Es wird Schuhe regnen

Filmplakat: Es wird Schuhe regnen

FBW-Pressetext

Mañana Brzozadrzewska kocht gerade ihre radioaktiv verseuchten Schuhsohlen aus, als plötzlich nach einem Vulkanausbruch eine seltsame geschlechts- und identitätslose Flüchtlingsperson vor ihrer Tür steht und nach neuen Schuhen verlangt. Mañana nimmt die Person auf, versucht sie sozial einzupassen, was misslingt, und dann kommt noch der von der Schnürsenkelindustrie finanzierte Boulevardreporter Johann Johannsohnsohn hinzu. Es ist eine seltsame Welt, in die uns die Filmemacherin Mariola Brillowska entführt. Eine Welt, die durchaus Analogien zu unserer zulässt, doch vieles, das wir zu kennen glauben, verschiebt und verschrägt. ES WIRD SCHUHE REGNEN ist ein Film der Polyphonie, der Unbestimmtheit – ein Vexierspiel mit den Erwartungshaltungen der Zuschauer*innen. Die vielen unterschiedlichen Namen für die Flüchtlingsperson bezeugen den Drang, alles konkret bezeichnen zu wollen, und auch die Unsicherheiten, die entstehen, wenn eine Person wie die genderneutrale, außerweltliche „Didi“ sich bekannten Zuordnungskriterien entzieht. Auch formal betrachtet geht der Film einen besonderen, eigenwilligen Weg. Die Darsteller mussten sich nach vorproduzierten und mit halbierter Geschwindigkeit abgespielten Audioaufnahmen richten, deren Geschwindigkeit in der Postproduktion wieder verdoppelt wurde. Dieser technische Kniff unterstützt auf bemerkenswerte Weise die humorvolle und absurde Situation der Geschichte. Mariola Brillowska ist ein Kunststück gelungen, indem sie einen experimentellen, erratischen Film inszeniert hat, der gleichzeitig sein Publikum durchweg gut unterhält.
Prädikat besonders wertvoll

Jury-Begründung

Prädikat besonders wertvoll

Es geschah an einem Sonntag. Erst kam der Wind, dann die Eruption. Der Vulkan spuckte und spuckte, und die Menschen haben sich in den Bunker zurückgezogen. Einzig Mañana Brzozadrzewska weiß sich zu helfen. Sie kocht ihre radioaktiv verseuchten Schuhsohlen aus, als es an ihrer Tür klopft. Davor steht eine seltsame geschlechtslose Flüchtlingsperson, die Einlass und neue Schuhe verlangt. Weil Sonntag ist, tauft Mañana sie Didi Dimanche, aber eigentlich heißt sie Bari Meng, spricht eine ausgestorbene Sprache, kann Gedanken lesen und Dinge schweben lassen. Außerdem will sie zum Mars, aber das geht erst bei Vollmond. Mañana weiß auch in diesem Fall, was zu tun ist: Das Wesen muss sozial eingepasst werden, zur Schule gehen und eine Integrationsklasse besuchen. Und die Welt muss über das Ereignis Bescheid wissen. Also veranstaltet sie eine Pressekonferenz und kontaktiert den schwedischen Reporter Johann Johannsohnsohn, dessen Blatt von der Schnürsenkelindustrie finanziert wird.

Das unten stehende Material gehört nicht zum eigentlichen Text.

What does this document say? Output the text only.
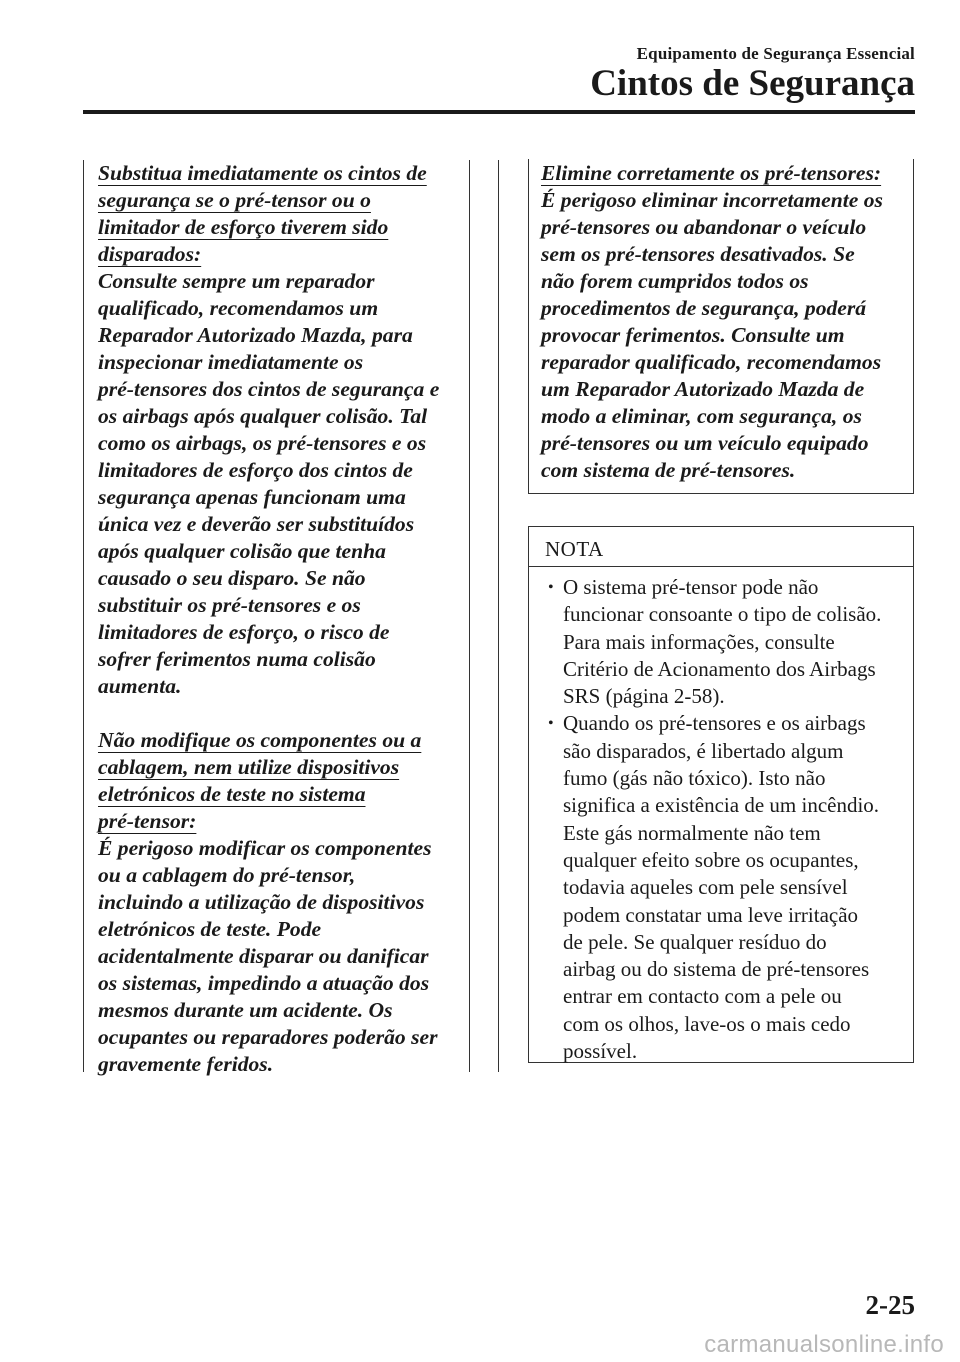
Equipamento de Segurança Essencial
Cintos de Segurança
Substitua imediatamente os cintos de
segurança se o pré-tensor ou o
limitador de esforço tiverem sido
disparados:
Consulte sempre um reparador
qualificado, recomendamos um
Reparador Autorizado Mazda, para
inspecionar imediatamente os
pré-tensores dos cintos de segurança e
os airbags após qualquer colisão. Tal
como os airbags, os pré-tensores e os
limitadores de esforço dos cintos de
segurança apenas funcionam uma
única vez e deverão ser substituídos
após qualquer colisão que tenha
causado o seu disparo. Se não
substituir os pré-tensores e os
limitadores de esforço, o risco de
sofrer ferimentos numa colisão
aumenta.
Não modifique os componentes ou a
cablagem, nem utilize dispositivos
eletrónicos de teste no sistema
pré-tensor:
É perigoso modificar os componentes
ou a cablagem do pré-tensor,
incluindo a utilização de dispositivos
eletrónicos de teste. Pode
acidentalmente disparar ou danificar
os sistemas, impedindo a atuação dos
mesmos durante um acidente. Os
ocupantes ou reparadores poderão ser
gravemente feridos.
Elimine corretamente os pré-tensores:
É perigoso eliminar incorretamente os
pré-tensores ou abandonar o veículo
sem os pré-tensores desativados. Se
não forem cumpridos todos os
procedimentos de segurança, poderá
provocar ferimentos. Consulte um
reparador qualificado, recomendamos
um Reparador Autorizado Mazda de
modo a eliminar, com segurança, os
pré-tensores ou um veículo equipado
com sistema de pré-tensores.
NOTA
• O sistema pré-tensor pode não
funcionar consoante o tipo de colisão.
Para mais informações, consulte
Critério de Acionamento dos Airbags
SRS (página 2-58).
• Quando os pré-tensores e os airbags
são disparados, é libertado algum
fumo (gás não tóxico). Isto não
significa a existência de um incêndio.
Este gás normalmente não tem
qualquer efeito sobre os ocupantes,
todavia aqueles com pele sensível
podem constatar uma leve irritação
de pele. Se qualquer resíduo do
airbag ou do sistema de pré-tensores
entrar em contacto com a pele ou
com os olhos, lave-os o mais cedo
possível.
2-25
carmanualsonline.info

Es ist eine eigentümliche Welt, in die uns die Künstlerin und Filmemacherin Mariola Brillowska entführt. Sie ähnelt in vielerlei Hinsicht der unseren, erscheint aber sehr surreal und absurd, als sei alles irgendwie verschoben oder falsch zusammengesetzt. Während draußen eine graue Ascheschicht über allem liegt, ist drinnen alles knallbunt. Die Personen sind sehr eigenwillig gekleidet, tun wundersame Dinge und wirken ziemlich überdreht. Ihr Reden und Handeln macht gewissen Sinn, fügt sich aber insgesamt zu großem Unsinn zusammen. Vor allem wird viel und schnell geredet in diesem Film, und der Sprachduktus ist ungewöhnlich. Das ist der Produktionsweise geschuldet, bei der die Darsteller*innen zu vorproduzierten Audios agieren mussten, die mit halber Geschwindigkeit abgespielt wurden. In der Postproduktion wurde die Geschwindigkeit der Szenen verdoppelt, wodurch die Bewegungen slapstickartig beschleunigt wurden, was den besonderen Humor des Filminhalts unterstreicht.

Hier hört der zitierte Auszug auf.